Abhidnya edited this page Jun 24, 2021 · 2 revisions

Background of SNI: How does it work?

The following description is derived from Matt Bearup, a software developer from Microsoft.

  1. User update AAD tenant to accept approved issuers.
    • The AAD Tenant only accepts certain issuers (AME) which have strict association of subject name and requestor
  2. User associates an issuer/subject name with their service principal.
    • Once I as the requestor register contoso.com with AME CA, no one else can get it.
    • This is the foundation of SN/Issuer trust. Rather than trusting the thumbprint, you’re trusting that the CA vouches for me as the only one who can generate certs for that subject name.
  3. User configures app to use SNIssuer auth instead of thumbprint-based.
    • We don’t need to deprecate thumbprint auth or switch back and forth. The client would simply use a different login option going forward, e.g. az login --newoption /path/tocert.

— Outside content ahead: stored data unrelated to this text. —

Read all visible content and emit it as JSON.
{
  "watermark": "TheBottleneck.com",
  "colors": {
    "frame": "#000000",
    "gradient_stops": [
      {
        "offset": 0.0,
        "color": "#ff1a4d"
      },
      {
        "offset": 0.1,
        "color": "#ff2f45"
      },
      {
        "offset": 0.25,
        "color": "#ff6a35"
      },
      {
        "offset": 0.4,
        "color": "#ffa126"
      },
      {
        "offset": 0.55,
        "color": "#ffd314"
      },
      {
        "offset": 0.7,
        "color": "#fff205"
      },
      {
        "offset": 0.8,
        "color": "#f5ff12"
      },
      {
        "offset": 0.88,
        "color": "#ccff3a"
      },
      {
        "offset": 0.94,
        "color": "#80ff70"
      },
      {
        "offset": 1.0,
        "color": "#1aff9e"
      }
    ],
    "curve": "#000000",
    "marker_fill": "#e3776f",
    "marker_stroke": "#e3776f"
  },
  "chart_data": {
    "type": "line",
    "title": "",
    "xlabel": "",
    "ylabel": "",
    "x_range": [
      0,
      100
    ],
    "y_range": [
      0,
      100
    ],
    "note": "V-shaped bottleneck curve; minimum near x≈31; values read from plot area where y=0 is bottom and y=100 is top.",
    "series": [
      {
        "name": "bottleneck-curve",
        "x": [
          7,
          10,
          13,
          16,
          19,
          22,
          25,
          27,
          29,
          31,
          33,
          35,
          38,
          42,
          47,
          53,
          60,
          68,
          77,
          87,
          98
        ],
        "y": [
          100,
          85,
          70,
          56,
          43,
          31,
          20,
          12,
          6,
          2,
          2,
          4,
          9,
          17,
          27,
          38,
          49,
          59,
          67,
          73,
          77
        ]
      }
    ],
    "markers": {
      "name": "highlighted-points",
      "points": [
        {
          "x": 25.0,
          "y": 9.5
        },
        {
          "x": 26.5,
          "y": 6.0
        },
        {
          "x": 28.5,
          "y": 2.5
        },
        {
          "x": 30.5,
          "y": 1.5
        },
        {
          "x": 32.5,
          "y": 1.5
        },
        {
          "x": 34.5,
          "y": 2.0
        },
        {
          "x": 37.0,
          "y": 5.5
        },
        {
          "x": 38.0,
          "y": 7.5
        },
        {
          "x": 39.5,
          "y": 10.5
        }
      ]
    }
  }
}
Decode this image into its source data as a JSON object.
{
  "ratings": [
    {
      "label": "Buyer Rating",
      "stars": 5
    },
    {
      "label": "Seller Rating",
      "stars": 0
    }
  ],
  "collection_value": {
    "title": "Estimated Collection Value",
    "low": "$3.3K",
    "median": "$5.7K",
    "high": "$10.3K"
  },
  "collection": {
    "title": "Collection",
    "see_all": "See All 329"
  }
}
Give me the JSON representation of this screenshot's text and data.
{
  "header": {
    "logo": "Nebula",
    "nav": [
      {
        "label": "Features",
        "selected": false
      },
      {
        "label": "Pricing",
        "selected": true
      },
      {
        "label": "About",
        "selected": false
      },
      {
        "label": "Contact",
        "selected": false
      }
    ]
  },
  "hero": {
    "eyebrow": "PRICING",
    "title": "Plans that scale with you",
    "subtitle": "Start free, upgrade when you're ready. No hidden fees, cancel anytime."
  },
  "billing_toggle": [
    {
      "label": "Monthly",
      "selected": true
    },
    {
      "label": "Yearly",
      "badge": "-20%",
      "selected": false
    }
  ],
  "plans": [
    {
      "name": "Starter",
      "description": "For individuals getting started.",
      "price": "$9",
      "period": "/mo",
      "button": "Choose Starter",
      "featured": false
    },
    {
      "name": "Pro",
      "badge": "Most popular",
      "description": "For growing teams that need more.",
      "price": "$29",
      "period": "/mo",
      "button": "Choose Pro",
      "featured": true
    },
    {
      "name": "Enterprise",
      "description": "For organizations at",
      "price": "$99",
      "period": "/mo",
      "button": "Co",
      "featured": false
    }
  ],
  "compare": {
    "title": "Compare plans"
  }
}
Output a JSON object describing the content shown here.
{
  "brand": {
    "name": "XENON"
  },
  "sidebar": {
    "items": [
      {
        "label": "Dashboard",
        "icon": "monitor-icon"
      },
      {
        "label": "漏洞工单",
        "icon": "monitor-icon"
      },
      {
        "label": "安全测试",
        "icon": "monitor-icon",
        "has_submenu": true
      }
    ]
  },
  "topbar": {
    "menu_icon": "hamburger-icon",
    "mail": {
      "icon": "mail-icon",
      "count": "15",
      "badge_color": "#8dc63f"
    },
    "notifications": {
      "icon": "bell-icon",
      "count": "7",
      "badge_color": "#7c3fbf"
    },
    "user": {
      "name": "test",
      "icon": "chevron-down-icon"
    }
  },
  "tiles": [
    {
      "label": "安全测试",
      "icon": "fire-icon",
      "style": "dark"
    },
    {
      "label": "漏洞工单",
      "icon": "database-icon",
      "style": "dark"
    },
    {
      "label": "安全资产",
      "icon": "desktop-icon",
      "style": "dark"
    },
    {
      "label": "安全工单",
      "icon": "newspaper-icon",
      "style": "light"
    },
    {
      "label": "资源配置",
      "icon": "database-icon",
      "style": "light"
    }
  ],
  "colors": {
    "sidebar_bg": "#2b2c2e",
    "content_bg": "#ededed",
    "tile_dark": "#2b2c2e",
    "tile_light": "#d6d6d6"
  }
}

MSAL needs to help enable this.
    • As the requester/user it’s still my responsibility to get the latest pfx from keyvault/dsms/etc. An expired cert would still be rejected by AAD.
    • What this saves us is the trouble of registering a new thumbprint with AAD, which would create a more complex autorotation scenario (use old cert to register new cert, then use new cert to deregister old cert).
    • Without SN/Issuer auth there is also a gap in authentication when key material is rotated. When KeyVault issues a new cert, its thumbprint is not in AAD. My app would have to recognize this, rotate thumbprints in AAD, and try again.
    • Note that the key material does get rotated, but that’s not what is being trusted. Instead we’re trusting that an approved CA issued a cert with an approved subject name and that we have the matching private key for that cert.
    • With SN/Issuer auth the only thing I have to worry about is getting the latest pfx for my app.

PS: This is an internal wiki page that our service team always references to.